Continuing with the DAE theme, we now have NeuralODEMM inside of DiffEqFlux.jl for specifying semi-explicit mass matrix ODEs in order to impose constraint equations in the time evolution of the system. For example, the following is a neural DAE where the sum of the 3 ODE variables is constrained to 1:
dudt2 = FastChain(FastDense(3,64,tanh),FastDense(64,2))
ndae = NeuralODEMM(dudt2, (u,p,t) -> [u[1] + u[2] + u[3] - 1], tspan, M, Rodas5(autodiff=false),saveat=0.1)We are excited to see what kinds of applications people will come up with given such a tool, since properties like conservation of energy can now be directly encoded into the trained system.

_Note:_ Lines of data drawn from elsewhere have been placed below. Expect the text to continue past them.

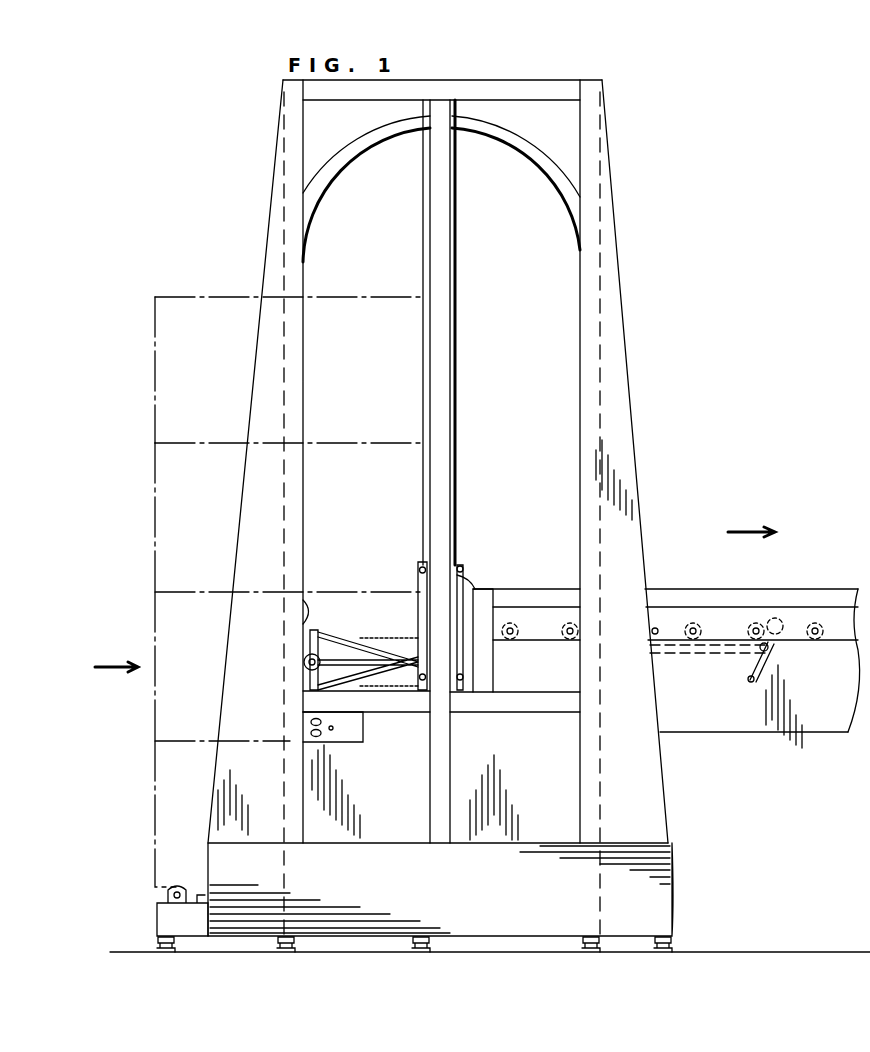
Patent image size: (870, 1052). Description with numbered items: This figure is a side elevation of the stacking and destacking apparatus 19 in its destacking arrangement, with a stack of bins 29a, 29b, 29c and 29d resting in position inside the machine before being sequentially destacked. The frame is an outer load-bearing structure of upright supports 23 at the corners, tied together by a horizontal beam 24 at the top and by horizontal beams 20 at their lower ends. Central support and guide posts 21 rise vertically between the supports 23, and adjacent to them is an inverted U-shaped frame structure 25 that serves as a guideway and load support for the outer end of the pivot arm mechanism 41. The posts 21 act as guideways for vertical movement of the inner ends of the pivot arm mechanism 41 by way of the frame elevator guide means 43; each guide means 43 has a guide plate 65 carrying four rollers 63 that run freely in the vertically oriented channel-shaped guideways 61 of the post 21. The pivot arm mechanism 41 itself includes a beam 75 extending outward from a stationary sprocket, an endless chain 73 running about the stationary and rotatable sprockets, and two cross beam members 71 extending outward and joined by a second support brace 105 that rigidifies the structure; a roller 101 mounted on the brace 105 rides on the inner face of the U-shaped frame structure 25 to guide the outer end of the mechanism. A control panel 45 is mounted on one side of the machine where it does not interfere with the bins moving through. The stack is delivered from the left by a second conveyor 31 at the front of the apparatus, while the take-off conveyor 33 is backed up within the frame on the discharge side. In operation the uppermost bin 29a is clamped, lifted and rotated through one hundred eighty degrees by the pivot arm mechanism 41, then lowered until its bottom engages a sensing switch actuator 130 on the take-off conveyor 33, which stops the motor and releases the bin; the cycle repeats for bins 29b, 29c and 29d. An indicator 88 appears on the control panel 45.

The loading apparatus 19 is at (620, 121).
The horizontal beam 20 is at (526, 714).
The central support and guide post 21 is at (432, 225).
The upright support 23 is at (280, 160).
The horizontal beam 24 is at (568, 82).
The inverted U-shaped frame structure 25 is at (498, 130).
The bin 29a is at (155, 336).
The bin 29b is at (155, 482).
The bin 29c is at (155, 626).
The bin 29d is at (155, 776).
The second conveyor 31 is at (184, 890).
The take-off conveyor 33 is at (708, 598).
The pivot arm mechanism 41 is at (320, 637).
The frame elevator guide means 43 is at (464, 582).
The control panel 45 is at (336, 742).
The channel-shaped guideway 61 is at (422, 190).
The roller 63 is at (418, 568).
The guide plate 65 is at (476, 590).
The cross beam member 71 is at (348, 642).
The endless chain 73 is at (378, 698).
The beam 75 is at (310, 645).
The indicator 88 is at (354, 724).
The roller 101 is at (305, 668).
The second support brace 105 is at (312, 684).
The sensing switch actuator 130 is at (776, 668).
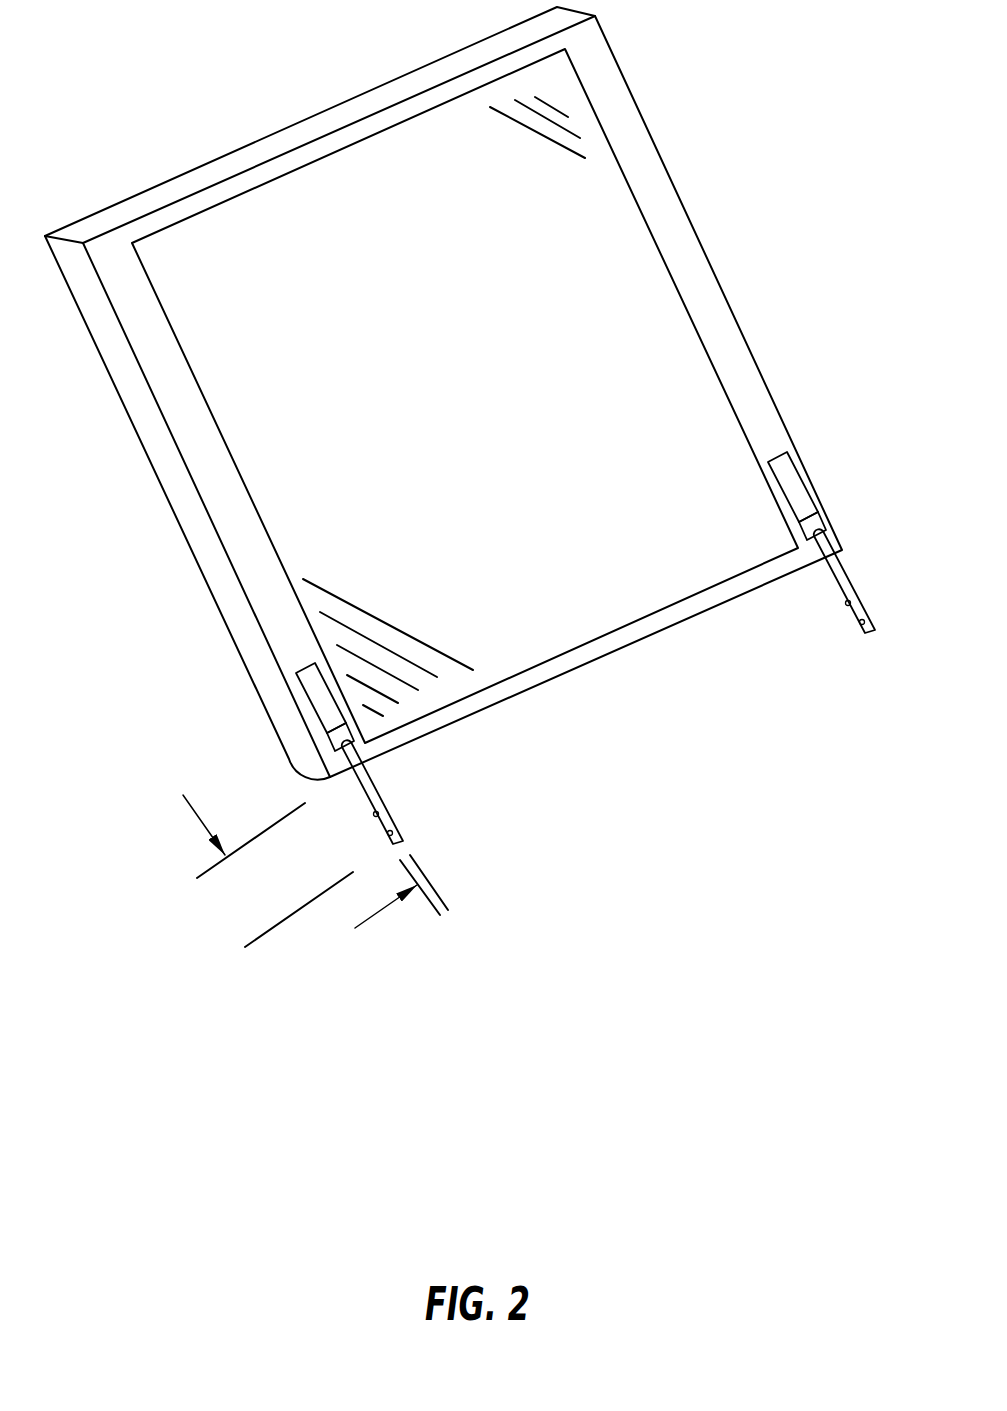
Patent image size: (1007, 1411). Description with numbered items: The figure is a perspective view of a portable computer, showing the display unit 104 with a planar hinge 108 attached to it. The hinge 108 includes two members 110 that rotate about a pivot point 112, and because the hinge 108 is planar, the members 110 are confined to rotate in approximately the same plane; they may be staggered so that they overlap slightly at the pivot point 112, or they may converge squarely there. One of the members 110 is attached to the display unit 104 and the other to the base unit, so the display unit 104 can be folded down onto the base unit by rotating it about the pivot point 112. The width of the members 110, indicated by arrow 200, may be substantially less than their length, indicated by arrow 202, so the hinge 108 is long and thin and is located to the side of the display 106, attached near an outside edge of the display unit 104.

The display unit 104 is at (205, 548).
The display 106 is at (368, 208).
The hinge 108 is at (335, 735).
The members 110 is at (300, 666).
The pivot point 112 is at (348, 762).
The arrow 200 is at (428, 878).
The arrow 202 is at (275, 927).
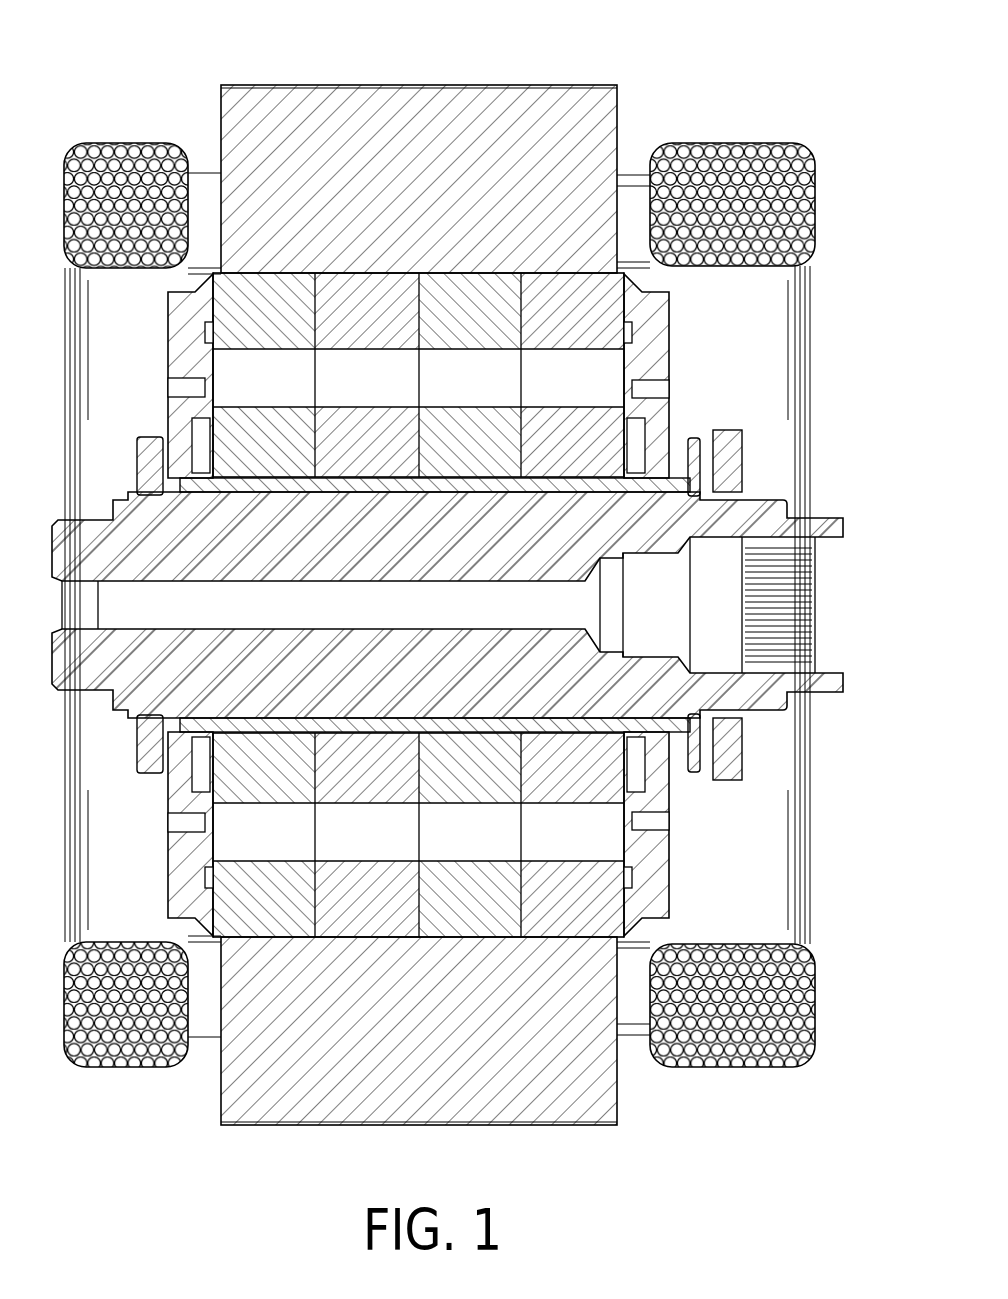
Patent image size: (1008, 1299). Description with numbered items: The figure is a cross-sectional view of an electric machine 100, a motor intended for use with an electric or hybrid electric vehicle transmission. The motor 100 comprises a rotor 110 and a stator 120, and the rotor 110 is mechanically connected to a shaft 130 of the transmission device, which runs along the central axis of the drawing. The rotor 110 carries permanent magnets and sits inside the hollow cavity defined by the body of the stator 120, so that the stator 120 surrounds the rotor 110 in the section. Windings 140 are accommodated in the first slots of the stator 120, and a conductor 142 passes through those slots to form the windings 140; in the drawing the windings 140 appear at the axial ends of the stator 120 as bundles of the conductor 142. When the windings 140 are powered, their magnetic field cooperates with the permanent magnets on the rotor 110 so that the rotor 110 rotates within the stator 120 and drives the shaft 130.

The electric machine 100 is at (462, 565).
The rotor 110 is at (591, 297).
The stator 120 is at (591, 105).
The shaft 130 is at (762, 508).
The windings 140 is at (465, 579).
The conductor 142 is at (765, 147).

In conjunction with the neural ODEs with constraints provided by mass matrices, we have released new additions to the adjoint methods which allow them to support singular mass matrices. This is another great addition by Yingbo Ma (@YingboMa).
There has been another set of massive neural ODE performance improvements. Making use of ReverseDiff.jl in strategic ways, avoiding Flux allocations, and fast-paths for common adjoints were all part of the game. We saw another 2x speedup from these advances.
Second order sensitivity analysis has been added to the DiffEqSensitivity.jl library. One can either query for fast Hessian calculations or for fast Hessian-vector products. These utilize a mixture of AD and adjoint methods for performing the computation in a time and memory efficient manner. For example, the following return the Hessian and the Hessian-vector product of the ODE system with respect to parameters:
function fb(du,u,p,t)
du[1] = dx = p[1]*u[1] - p[2]*u[1]*u[2]
du[2] = dy = -p[3]*u[2] + p[4]*u[1]*u[2]
end
function jac(J,u,p,t)
(x, y, a, b, c) = (u[1], u[2], p[1], p[2], p[3])
J[1,1] = a + y * b * -1
J[2,1] = y
J[1,2] = b * x * -1
J[2,2] = c * -1 + x
end
f = ODEFunction(fb,jac=jac)
p = [1.5,1.0,3.0,1.0]; u0 = [1.0;1.0]
prob = ODEProblem(f,u0,(0.0,10.0),p)
loss(sol) = sum(sol)
v = ones(4)
H = second_order_sensitivities(loss,prob,Vern9(),saveat=0.1,abstol=1e-12,reltol=1e-12)
Hv = second_order_sensitivity_product(loss,v,prob,Vern9(),saveat=0.1,abstol=1e-12,reltol=1e-12)If your system is described by a time-dependent linear operator, like many PDE systems, the integration can be greatly improved by exploiting this structure of the problem. The OrdinaryDiffEq.jl now supports Magnus integrators which utilize the Krylov exponential tooling of exponential integrators in order to support large-scale time-dependent systems in a way that preserves the solution manifold. For state-dependent problems, a similar set of methods, the Lie group methods, has also been started, with the infrastructure in place and the implementation of the LieEuler method. The next step of just adding more methods is the easy part, and we expect a whole litany of methods in these two categories for the next release.
Here's some things to look forward to:
Automated matrix-free finite difference PDE operators
Jacobian reuse efficiency in Rosenbrock-W methods
High Strong Order Methods for Non-Commutative Noise SDEs
Stochastic delay differential equations